Fikri Faisal, Erlina Burhan, Wahju Aniwidyaningsih, Aria Kekalih
Departemen Pulmonologi dan Ilmu Kedokteran Respirasi, Fakultas Kedokteran Universitas Indonesia, RS Persahabatan Jakarta
Departemen Ilmu Kedokteran Komunitas, Fakultas Kedokteran Universitas Indonesia
Background: Pneumonia is the first leading disease with the highest mortality in hospitalized patients. The purpose of this study are to determine treatment responsse for the empirical treatment of CAP patients and the factors associated with patterns of bacteria, treatment response, clinical symptoms, laboratory and chest X-ray, length of stay and comorbidities in Persahabatan Hospital, Jakarta.
Methods: Prospective cohort study in hospitalized community acquired pneumonia patients were evaluated at Persahabatan Hospital along 15 month. Clinical symptoms, laboratory findings, chest x-ray and microbiologic were evaluated. Microbiologic test conducted before and after antibiotic administration.

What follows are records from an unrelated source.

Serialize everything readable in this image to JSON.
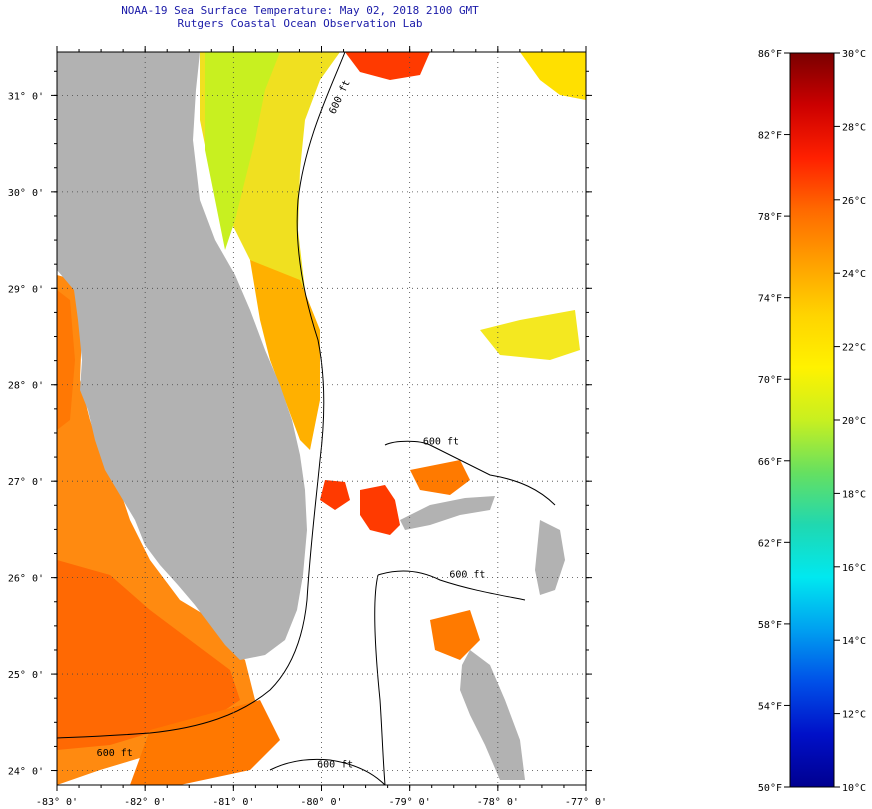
{
  "title": {
    "line1": "NOAA-19 Sea Surface Temperature:  May 02, 2018 2100 GMT",
    "line2": "Rutgers Coastal Ocean Observation Lab"
  },
  "map": {
    "lon_range": [
      -83,
      -77
    ],
    "lat_range": [
      23.85,
      31.45
    ],
    "lon_ticks": [
      {
        "lon": -83,
        "label": "-83° 0'"
      },
      {
        "lon": -82,
        "label": "-82° 0'"
      },
      {
        "lon": -81,
        "label": "-81° 0'"
      },
      {
        "lon": -80,
        "label": "-80° 0'"
      },
      {
        "lon": -79,
        "label": "-79° 0'"
      },
      {
        "lon": -78,
        "label": "-78° 0'"
      },
      {
        "lon": -77,
        "label": "-77° 0'"
      }
    ],
    "lat_ticks": [
      {
        "lat": 31,
        "label": "31° 0'"
      },
      {
        "lat": 30,
        "label": "30° 0'"
      },
      {
        "lat": 29,
        "label": "29° 0'"
      },
      {
        "lat": 28,
        "label": "28° 0'"
      },
      {
        "lat": 27,
        "label": "27° 0'"
      },
      {
        "lat": 26,
        "label": "26° 0'"
      },
      {
        "lat": 25,
        "label": "25° 0'"
      },
      {
        "lat": 24,
        "label": "24° 0'"
      }
    ],
    "contour_labels": [
      {
        "text": "600 ft",
        "lon": -79.85,
        "lat": 30.8,
        "rotate": -65
      },
      {
        "text": "600 ft",
        "lon": -78.85,
        "lat": 27.38,
        "rotate": 0
      },
      {
        "text": "600 ft",
        "lon": -78.55,
        "lat": 26.0,
        "rotate": 0
      },
      {
        "text": "600 ft",
        "lon": -82.55,
        "lat": 24.15,
        "rotate": 0
      },
      {
        "text": "600 ft",
        "lon": -80.05,
        "lat": 24.03,
        "rotate": 0
      }
    ],
    "colors": {
      "land": "#b2b2b2",
      "grid": "#444444"
    }
  },
  "colorbar": {
    "f_labels": [
      "86°F",
      "82°F",
      "78°F",
      "74°F",
      "70°F",
      "66°F",
      "62°F",
      "58°F",
      "54°F",
      "50°F"
    ],
    "c_labels": [
      "30°C",
      "28°C",
      "26°C",
      "24°C",
      "22°C",
      "20°C",
      "18°C",
      "16°C",
      "14°C",
      "12°C",
      "10°C"
    ],
    "f_range": [
      50,
      86
    ],
    "c_range": [
      10,
      30
    ],
    "colors_top_to_bottom": [
      "#7a0000",
      "#cc0000",
      "#ff2000",
      "#ff6a00",
      "#ffa000",
      "#ffd400",
      "#fff200",
      "#c8f020",
      "#66e060",
      "#20d8b0",
      "#00e8f0",
      "#00a0f0",
      "#0050e8",
      "#0010c8",
      "#000090"
    ]
  }
}
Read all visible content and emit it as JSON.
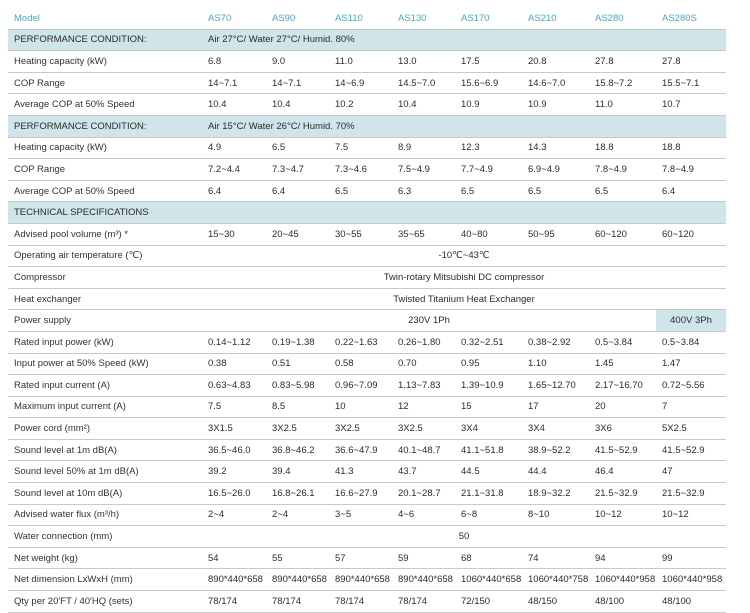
{
  "header": {
    "model_label": "Model",
    "models": [
      "AS70",
      "AS90",
      "AS110",
      "AS130",
      "AS170",
      "AS210",
      "AS280",
      "AS280S"
    ]
  },
  "sections": [
    {
      "title": "PERFORMANCE CONDITION:",
      "condition": "Air 27°C/ Water 27°C/ Humid. 80%",
      "rows": [
        {
          "label": "Heating capacity (kW)",
          "values": [
            "6.8",
            "9.0",
            "11.0",
            "13.0",
            "17.5",
            "20.8",
            "27.8",
            "27.8"
          ]
        },
        {
          "label": "COP Range",
          "values": [
            "14~7.1",
            "14~7.1",
            "14~6.9",
            "14.5~7.0",
            "15.6~6.9",
            "14.6~7.0",
            "15.8~7.2",
            "15.5~7.1"
          ]
        },
        {
          "label": "Average COP at 50% Speed",
          "values": [
            "10.4",
            "10.4",
            "10.2",
            "10.4",
            "10.9",
            "10.9",
            "11.0",
            "10.7"
          ]
        }
      ]
    },
    {
      "title": "PERFORMANCE CONDITION:",
      "condition": "Air 15°C/ Water 26°C/ Humid. 70%",
      "rows": [
        {
          "label": "Heating capacity (kW)",
          "values": [
            "4.9",
            "6.5",
            "7.5",
            "8.9",
            "12.3",
            "14.3",
            "18.8",
            "18.8"
          ]
        },
        {
          "label": "COP Range",
          "values": [
            "7.2~4.4",
            "7.3~4.7",
            "7.3~4.6",
            "7.5~4.9",
            "7.7~4.9",
            "6.9~4.9",
            "7.8~4.9",
            "7.8~4.9"
          ]
        },
        {
          "label": "Average COP at 50% Speed",
          "values": [
            "6.4",
            "6.4",
            "6.5",
            "6.3",
            "6.5",
            "6.5",
            "6.5",
            "6.4"
          ]
        }
      ]
    },
    {
      "title": "TECHNICAL SPECIFICATIONS",
      "condition": "",
      "rows": [
        {
          "label": "Advised pool volume (m³) *",
          "values": [
            "15~30",
            "20~45",
            "30~55",
            "35~65",
            "40~80",
            "50~95",
            "60~120",
            "60~120"
          ]
        },
        {
          "label": "Operating air temperature (℃)",
          "span": "-10℃~43℃"
        },
        {
          "label": "Compressor",
          "span": "Twin-rotary Mitsubishi DC compressor"
        },
        {
          "label": "Heat exchanger",
          "span": "Twisted Titanium Heat Exchanger"
        },
        {
          "label": "Power supply",
          "span": "230V 1Ph",
          "last": "400V 3Ph"
        },
        {
          "label": "Rated input power (kW)",
          "values": [
            "0.14~1.12",
            "0.19~1.38",
            "0.22~1.63",
            "0.26~1.80",
            "0.32~2.51",
            "0.38~2.92",
            "0.5~3.84",
            "0.5~3.84"
          ]
        },
        {
          "label": "Input power at 50% Speed (kW)",
          "values": [
            "0.38",
            "0.51",
            "0.58",
            "0.70",
            "0.95",
            "1.10",
            "1.45",
            "1.47"
          ]
        },
        {
          "label": "Rated input current (A)",
          "values": [
            "0.63~4.83",
            "0.83~5.98",
            "0.96~7.09",
            "1.13~7.83",
            "1.39~10.9",
            "1.65~12.70",
            "2.17~16.70",
            "0.72~5.56"
          ]
        },
        {
          "label": "Maximum input current (A)",
          "values": [
            "7.5",
            "8.5",
            "10",
            "12",
            "15",
            "17",
            "20",
            "7"
          ]
        },
        {
          "label": "Power cord (mm²)",
          "values": [
            "3X1.5",
            "3X2.5",
            "3X2.5",
            "3X2.5",
            "3X4",
            "3X4",
            "3X6",
            "5X2.5"
          ]
        },
        {
          "label": "Sound level  at 1m dB(A)",
          "values": [
            "36.5~46.0",
            "36.8~46.2",
            "36.6~47.9",
            "40.1~48.7",
            "41.1~51.8",
            "38.9~52.2",
            "41.5~52.9",
            "41.5~52.9"
          ]
        },
        {
          "label": "Sound level  50% at 1m dB(A)",
          "values": [
            "39.2",
            "39.4",
            "41.3",
            "43.7",
            "44.5",
            "44.4",
            "46.4",
            "47"
          ]
        },
        {
          "label": "Sound level at 10m dB(A)",
          "values": [
            "16.5~26.0",
            "16.8~26.1",
            "16.6~27.9",
            "20.1~28.7",
            "21.1~31.8",
            "18.9~32.2",
            "21.5~32.9",
            "21.5~32.9"
          ]
        },
        {
          "label": "Advised water flux (m³/h)",
          "values": [
            "2~4",
            "2~4",
            "3~5",
            "4~6",
            "6~8",
            "8~10",
            "10~12",
            "10~12"
          ]
        },
        {
          "label": "Water connection (mm)",
          "span": "50"
        },
        {
          "label": "Net weight (kg)",
          "values": [
            "54",
            "55",
            "57",
            "59",
            "68",
            "74",
            "94",
            "99"
          ]
        },
        {
          "label": "Net dimension LxWxH (mm)",
          "values": [
            "890*440*658",
            "890*440*658",
            "890*440*658",
            "890*440*658",
            "1060*440*658",
            "1060*440*758",
            "1060*440*958",
            "1060*440*958"
          ]
        },
        {
          "label": "Qty per 20′FT / 40′HQ (sets)",
          "values": [
            "78/174",
            "78/174",
            "78/174",
            "78/174",
            "72/150",
            "48/150",
            "48/100",
            "48/100"
          ]
        }
      ]
    }
  ]
}
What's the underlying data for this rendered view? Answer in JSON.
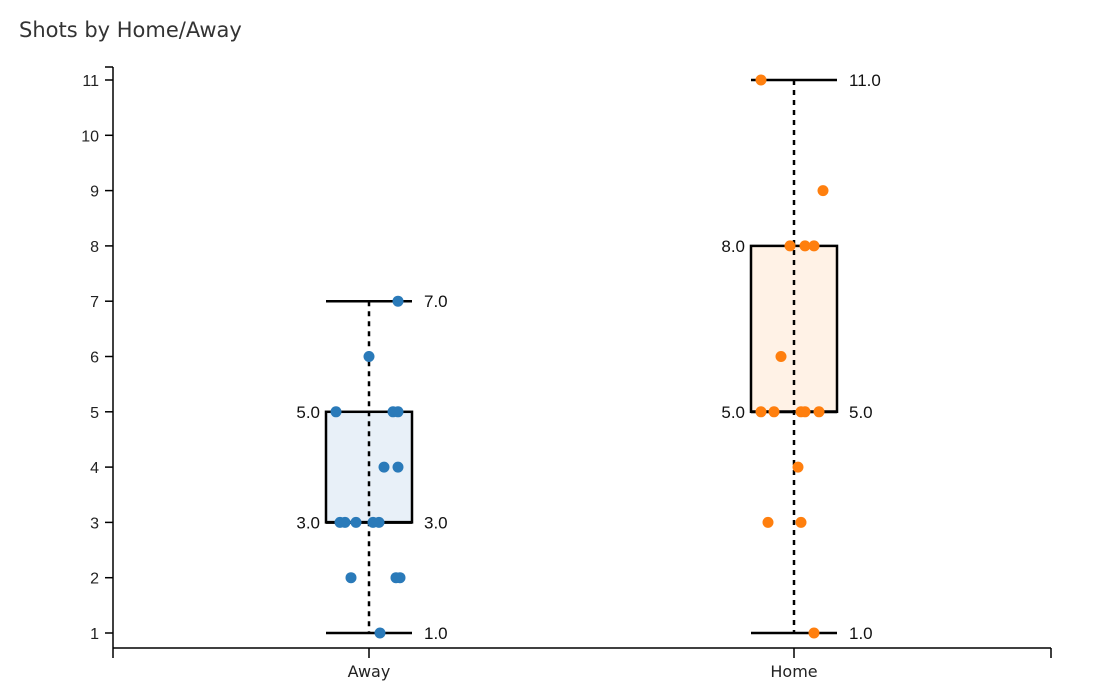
{
  "chart_data": {
    "type": "box",
    "title": "Shots by Home/Away",
    "xlabel": "",
    "ylabel": "",
    "ylim": [
      1,
      11
    ],
    "y_ticks": [
      1,
      2,
      3,
      4,
      5,
      6,
      7,
      8,
      9,
      10,
      11
    ],
    "categories": [
      "Away",
      "Home"
    ],
    "series": [
      {
        "category": "Away",
        "color": "#2a7ab9",
        "fill": "#e8f0f8",
        "min": 1.0,
        "q1": 3.0,
        "median": 3.0,
        "q3": 5.0,
        "max": 7.0,
        "min_label": "1.0",
        "q1_label": "3.0",
        "median_label": "3.0",
        "q3_label": "5.0",
        "max_label": "7.0",
        "points": [
          {
            "jitter": 0.29,
            "y": 7
          },
          {
            "jitter": 0.0,
            "y": 6
          },
          {
            "jitter": -0.33,
            "y": 5
          },
          {
            "jitter": 0.24,
            "y": 5
          },
          {
            "jitter": 0.29,
            "y": 5
          },
          {
            "jitter": 0.15,
            "y": 4
          },
          {
            "jitter": 0.29,
            "y": 4
          },
          {
            "jitter": -0.29,
            "y": 3
          },
          {
            "jitter": -0.24,
            "y": 3
          },
          {
            "jitter": -0.13,
            "y": 3
          },
          {
            "jitter": 0.04,
            "y": 3
          },
          {
            "jitter": 0.1,
            "y": 3
          },
          {
            "jitter": -0.18,
            "y": 2
          },
          {
            "jitter": 0.27,
            "y": 2
          },
          {
            "jitter": 0.31,
            "y": 2
          },
          {
            "jitter": 0.11,
            "y": 1
          }
        ]
      },
      {
        "category": "Home",
        "color": "#ff7f0e",
        "fill": "#fff2e6",
        "min": 1.0,
        "q1": 5.0,
        "median": 5.0,
        "q3": 8.0,
        "max": 11.0,
        "min_label": "1.0",
        "q1_label": "5.0",
        "median_label": "5.0",
        "q3_label": "8.0",
        "max_label": "11.0",
        "points": [
          {
            "jitter": -0.33,
            "y": 11
          },
          {
            "jitter": 0.29,
            "y": 9
          },
          {
            "jitter": -0.04,
            "y": 8
          },
          {
            "jitter": 0.11,
            "y": 8
          },
          {
            "jitter": 0.2,
            "y": 8
          },
          {
            "jitter": -0.13,
            "y": 6
          },
          {
            "jitter": -0.33,
            "y": 5
          },
          {
            "jitter": -0.2,
            "y": 5
          },
          {
            "jitter": 0.07,
            "y": 5
          },
          {
            "jitter": 0.11,
            "y": 5
          },
          {
            "jitter": 0.25,
            "y": 5
          },
          {
            "jitter": 0.04,
            "y": 4
          },
          {
            "jitter": -0.26,
            "y": 3
          },
          {
            "jitter": 0.07,
            "y": 3
          },
          {
            "jitter": 0.2,
            "y": 1
          }
        ]
      }
    ]
  }
}
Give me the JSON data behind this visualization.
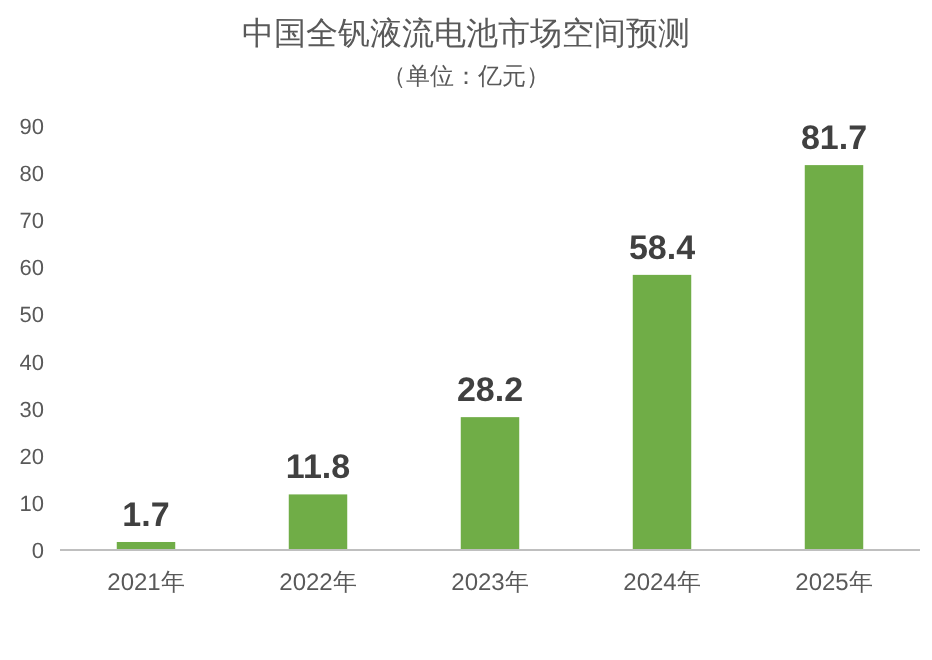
{
  "chart_data": {
    "type": "bar",
    "title": "中国全钒液流电池市场空间预测",
    "subtitle": "（单位：亿元）",
    "categories": [
      "2021年",
      "2022年",
      "2023年",
      "2024年",
      "2025年"
    ],
    "values": [
      1.7,
      11.8,
      28.2,
      58.4,
      81.7
    ],
    "color": "#70ad47",
    "ylim": [
      0,
      90
    ],
    "yticks": [
      0,
      10,
      20,
      30,
      40,
      50,
      60,
      70,
      80,
      90
    ],
    "data_labels": true
  }
}
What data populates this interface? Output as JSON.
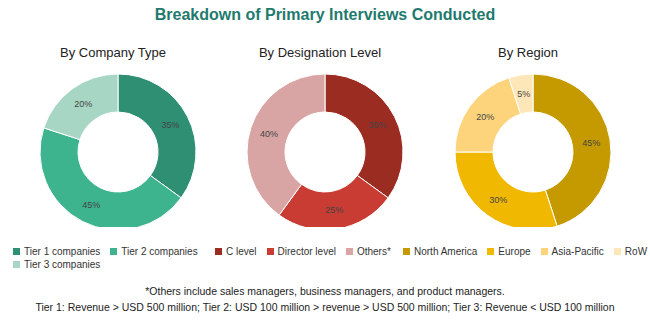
{
  "title": "Breakdown of Primary Interviews Conducted",
  "footnotes": [
    "*Others include sales managers, business managers, and product managers.",
    "Tier 1: Revenue > USD 500 million; Tier 2: USD 100 million > revenue > USD 500 million; Tier 3: Revenue < USD 100 million"
  ],
  "chart_data": [
    {
      "type": "pie",
      "title": "By Company Type",
      "categories": [
        "Tier 1 companies",
        "Tier 2 companies",
        "Tier 3 companies"
      ],
      "values": [
        35,
        45,
        20
      ],
      "value_labels": [
        "35%",
        "45%",
        "20%"
      ],
      "colors": [
        "#2f8f72",
        "#3db38e",
        "#a8d6c4"
      ],
      "data_labels": true
    },
    {
      "type": "pie",
      "title": "By Designation Level",
      "categories": [
        "C level",
        "Director level",
        "Others*"
      ],
      "values": [
        35,
        25,
        40
      ],
      "value_labels": [
        "35%",
        "25%",
        "40%"
      ],
      "colors": [
        "#9b2c22",
        "#c83c33",
        "#d8a4a4"
      ],
      "data_labels": true
    },
    {
      "type": "pie",
      "title": "By Region",
      "categories": [
        "North America",
        "Europe",
        "Asia-Pacific",
        "RoW"
      ],
      "values": [
        45,
        30,
        20,
        5
      ],
      "value_labels": [
        "45%",
        "30%",
        "20%",
        "5%"
      ],
      "colors": [
        "#c49a00",
        "#f0b800",
        "#fdd47c",
        "#fde6b8"
      ],
      "data_labels": true
    }
  ]
}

Results: There were 47 patients, male 74.5% and female 25.5%. The average age was 61 years old. Clinical symptoms empirical before treatment were dyspnea 51% decreased to 27.7% and cough 32% decreased to 23.4%. Leukocytes count was 15.27 cell/mm3 decreased to 12.0 cell/mm3. Chest x-ray infiltrates 89.3% decreased to 38.3%. Before-treatment microbiological patterns were K. pneumoniae 34.0%. Result after empirical treatment was eradication 91.5%. The most frequent initial antibiotic administration was ceftriaxone. The most frequent comorbidity was thoracic malignancy. The patients were hospitalized at least for 4 days with replacement therapy at least for 3 days.
Conclusion: Patients with CAP predominantly showed symptoms of dyspnea and cough, infiltrates on chest x-ray and Gram-negative Klebsiella pneumonia in sputum samples. There were decrease of leucocyte counts after antibiotic administration. (J Respir Indo. 2014; 34: 60-70)
Keywords: pneumonia, leukocyte, risk factors, microorganism, resistance.